Which archetype is stronger and if there are or not other archetypes depends heavily on the nature of the game and the particular moment in that game’s life, but this is a basic definition of how they work on most (real) collectible card games.
Now, with that done, let’s define some terms, not in alphabetical order because I will be probably adding more as I realize they need to be explained:
Cantrip/floater: The card replaces itself somehow after being played, improving your game state without giving up Card Advantage.
Tutoring /searching: Drawing a particular card from the deck, or cards from a limited pool. Basically, a tutor is a card that draws you another card with reduced randomness, compared to drawing from the top of your deck.

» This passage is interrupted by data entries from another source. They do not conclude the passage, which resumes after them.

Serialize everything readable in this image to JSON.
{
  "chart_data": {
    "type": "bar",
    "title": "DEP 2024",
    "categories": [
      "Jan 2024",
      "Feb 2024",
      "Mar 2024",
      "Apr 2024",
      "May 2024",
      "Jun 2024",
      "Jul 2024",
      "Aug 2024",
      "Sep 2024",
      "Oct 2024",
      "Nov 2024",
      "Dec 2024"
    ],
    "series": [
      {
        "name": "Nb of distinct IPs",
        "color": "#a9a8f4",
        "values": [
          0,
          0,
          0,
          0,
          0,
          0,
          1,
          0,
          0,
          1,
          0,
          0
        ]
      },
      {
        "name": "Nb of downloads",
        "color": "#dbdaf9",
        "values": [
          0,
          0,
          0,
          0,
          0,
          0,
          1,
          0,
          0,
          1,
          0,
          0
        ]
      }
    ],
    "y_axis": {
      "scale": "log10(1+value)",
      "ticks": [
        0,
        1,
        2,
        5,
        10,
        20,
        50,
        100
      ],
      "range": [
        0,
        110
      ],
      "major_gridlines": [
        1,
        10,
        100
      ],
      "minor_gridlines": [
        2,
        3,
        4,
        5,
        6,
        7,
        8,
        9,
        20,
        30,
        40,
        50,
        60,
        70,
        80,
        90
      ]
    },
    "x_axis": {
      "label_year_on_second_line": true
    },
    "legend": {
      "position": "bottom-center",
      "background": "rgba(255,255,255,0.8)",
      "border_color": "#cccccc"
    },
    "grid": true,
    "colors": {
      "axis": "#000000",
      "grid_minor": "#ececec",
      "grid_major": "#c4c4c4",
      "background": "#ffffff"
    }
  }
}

Mill: Sending cards from a deck to the discard pile (In DoD, the Rainbow bridge).
Resources: Cards and the things you need to play them. Basically, cards are resources because you need to have them in hand to be played, and they generally consume some sort of mana or once a turn thing to be played (In MTG, you turn lands horizontally to generate mana for the turn. In Yu-Gi-Oh! the non-card resources are the Normal Summon, at 1 per turn, and life points)
Dust: this term comes from Hearthstone, where you can exchange cards you don’t want for arcane dust to craft cards you do want. The term used is game dependent, and generally makes reference to the resource obtained from breaking cards down. Most online card games have a similar mechanic.
Booster: Card pack.
Goldfishing/playing against a goldfish: Decks that achieve nothing in the board nor seem to be disrupting their opponent plays.
Tempo: play style that aims to use all or most of his resources turn to turn in the most effective way to develop a board. It’s a “substyle” of midrange.
Burn: A deck that aims to win by doing most or all of its damage with effects and spells, instead of attacks.
And I think that’s all for now, feel free to suggest any addition to the list, I am open to add them for the sake of clarity.